Bazı uydurmalar Kur’ân’ın, mütevatir ve sahîh
sünnetin, icmâ-ı ümmetin veya akıl ve sağduyunun hükümlerine tevîl kâbil
olmayacak şekilde zıtlık arzeder (cem ve te’vîli kâbil zıtlıklar için hemen vaz
hükmüne gidilmez). Meselâ:


*

Mütevatir rivâyetin râvilerince tekzîb edilen bir rivâyet.


*

Büyük bir cemaati ilgilendiren ciddî bir meselenin sadece bir kişi tarafından
rivâyeti.


*

Küçük bir hataya büyük bir tehdîd veya basît bir amele büyük bir mükafat va’di
(ki kıssacıların hikâyelerinde rastlanan bu durumlar mânâdaki rekaket denen
şeydir).


*

Râvi’nin râfızî, rivâyetinde Ehl-i Beyt’in fazîleti veya muhaliflerinin
rezîletiyle ilgili olması.


*

Dinde bir asıl mahiyetindedir, ama bir kişi rivâyet etmektedir. Râfizîlerin,
İmamet’in Hz. Ali (radıyallahu anh)’ye ait olduğu iddiaları gibi.

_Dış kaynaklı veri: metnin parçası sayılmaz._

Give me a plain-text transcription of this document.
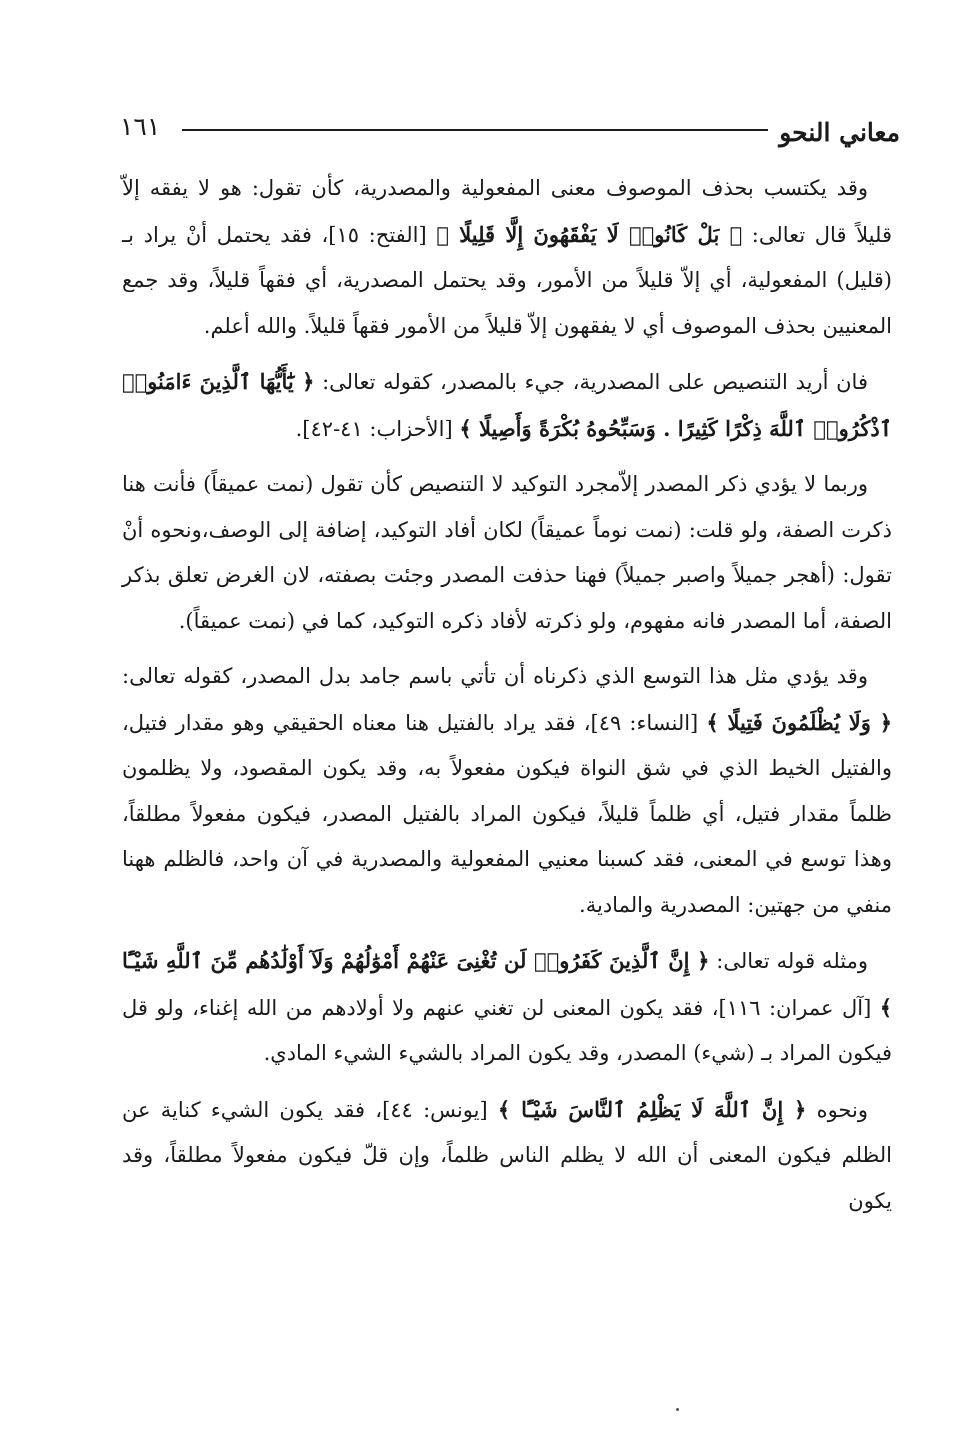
معاني النحو
١٦١

وقد يكتسب بحذف الموصوف معنى المفعولية والمصدرية، كأن تقول: هو لا يفقه إلاّ قليلاً قال تعالى: ﴿ بَلْ كَانُوا۟ لَا يَفْقَهُونَ إِلَّا قَلِيلًا ﴾ [الفتح: ١٥]، فقد يحتمل أنْ يراد بـ (قليل) المفعولية، أي إلاّ قليلاً من الأمور، وقد يحتمل المصدرية، أي فقهاً قليلاً، وقد جمع المعنيين بحذف الموصوف أي لا يفقهون إلاّ قليلاً من الأمور فقهاً قليلاً. والله أعلم.

فان أريد التنصيص على المصدرية، جيء بالمصدر، كقوله تعالى: ﴿ يَٰٓأَيُّهَا ٱلَّذِينَ ءَامَنُوا۟ ٱذْكُرُوا۟ ٱللَّهَ ذِكْرًا كَثِيرًا . وَسَبِّحُوهُ بُكْرَةً وَأَصِيلًا ﴾ [الأحزاب: ٤١-٤٢].

وربما لا يؤدي ذكر المصدر إلاّمجرد التوكيد لا التنصيص كأن تقول (نمت عميقاً) فأنت هنا ذكرت الصفة، ولو قلت: (نمت نوماً عميقاً) لكان أفاد التوكيد، إضافة إلى الوصف،ونحوه أنْ تقول: (أهجر جميلاً واصبر جميلاً) فهنا حذفت المصدر وجئت بصفته، لان الغرض تعلق بذكر الصفة، أما المصدر فانه مفهوم، ولو ذكرته لأفاد ذكره التوكيد، كما في (نمت عميقاً).

وقد يؤدي مثل هذا التوسع الذي ذكرناه أن تأتي باسم جامد بدل المصدر، كقوله تعالى: ﴿ وَلَا يُظْلَمُونَ فَتِيلًا ﴾ [النساء: ٤٩]، فقد يراد بالفتيل هنا معناه الحقيقي وهو مقدار فتيل، والفتيل الخيط الذي في شق النواة فيكون مفعولاً به، وقد يكون المقصود، ولا يظلمون ظلماً مقدار فتيل، أي ظلماً قليلاً، فيكون المراد بالفتيل المصدر، فيكون مفعولاً مطلقاً، وهذا توسع في المعنى، فقد كسبنا معنيي المفعولية والمصدرية في آن واحد، فالظلم ههنا منفي من جهتين: المصدرية والمادية.

ومثله قوله تعالى: ﴿ إِنَّ ٱلَّذِينَ كَفَرُوا۟ لَن تُغْنِىَ عَنْهُمْ أَمْوَٰلُهُمْ وَلَآ أَوْلَٰدُهُم مِّنَ ٱللَّهِ شَيْـًٔا ﴾ [آل عمران: ١١٦]، فقد يكون المعنى لن تغني عنهم ولا أولادهم من الله إغناء، ولو قل فيكون المراد بـ (شيء) المصدر، وقد يكون المراد بالشيء الشيء المادي.

ونحوه ﴿ إِنَّ ٱللَّهَ لَا يَظْلِمُ ٱلنَّاسَ شَيْـًٔا ﴾ [يونس: ٤٤]، فقد يكون الشيء كناية عن الظلم فيكون المعنى أن الله لا يظلم الناس ظلماً، وإن قلّ فيكون مفعولاً مطلقاً، وقد يكون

İbnu’l- Cevzî şöyle der: “Bir hadîsin ma’kûl’a
mugayir, menkûl’e muhâlif, usul’e (sünen, müsned, sahîh, câmi… gibi
kaynaklara) aykırı olduğunu görürsen bil ki bu hadîs mevzudur”. Burada ma’kûl
meselesinde dikkat gerekir, herkes kendi aklına göre hareket edecek olursa pek
çok şeyi gayr-ı ma’kûl bulabilir. Usul kitaplarında ma’kûl’a aykırının misâli,
merfu olarak rivâyet edilen şu sözdür: “Tufan sırasında Hz. Nuh (aleyhisselâm)’un
gemisi, Beytullah’ın etrafında yedi kere tavaf etti. Sonra Makam-ı İbrahîm’de
iki rek’ât namaz kıldı”.

Yine akla muhalif sınıfa verilen ikinci bir
örnek de şudur: “Allah atı yarattı. Sonra koşturdu. At koşunca terledi. Atın
terinden de kendisini yarattı”. Suyutî, “Böyle bir rivâyeti değil müslüman, aklı
olan bir kimse bile uydurmaz” der.

Bunu uyduran Ebu’l-Mühezzim hakkında Şu’be şöyle
der: “Ben onu gördüm, kendisine tek kuruş (dirhem) verilse elli hadîs
uyduruverecek birisiydi”. Bunu rivâyet eden Muhammed İbnu Şüca’ın da dinde sapık
olduğu belirtilir.

[1]

“Hicri 600 tarihinden sonra
doğacaklara Allah’ın hiçbir ihtiyacı yoktur” düzmesi, hem akla, mantığa hem de
tarihi gerçeklere aykırıdır. Zira o tarihten sonra yaşayanlar arasında İslam’a
ve insanlığa gerçekten değerli hizmetler vermiş olanların haddi hesabı yoktur.

“Patlıcanın her derde deva
olduğuna” dair uydurma, tecrübe ve ilmi bulgulara aykırıdır.

[2]

“Ana babasına iyilik etmek
isteyenler şairlere para versin”

“İnsanoğlunun kalbi kışın
yumuşar. Bunun sebebi Allah’ın Adem’i çamurdan yaratmış olmasıdır; çünkü çamur
kışın yumuşak olur.” uydurmaları gibi.

[3]



 




[1]

İbrahim Canan, Kutub-i Sitte Tercüme ve Şerhi, Akçağ Yayınları: 2/145-146.



[2]

İsmail Lütfi Çakan, Hadis Usulü, Marmara Üniversitesi İlahiyat Fakültesi
Yayınları: 160.



[3]

Talat Koçyiğit, Mücteba Uğur, İ. Hakkı Ünal, İmam-Hatib Liseleri İçin Hadis
Usulü, 12. sınıf: 51.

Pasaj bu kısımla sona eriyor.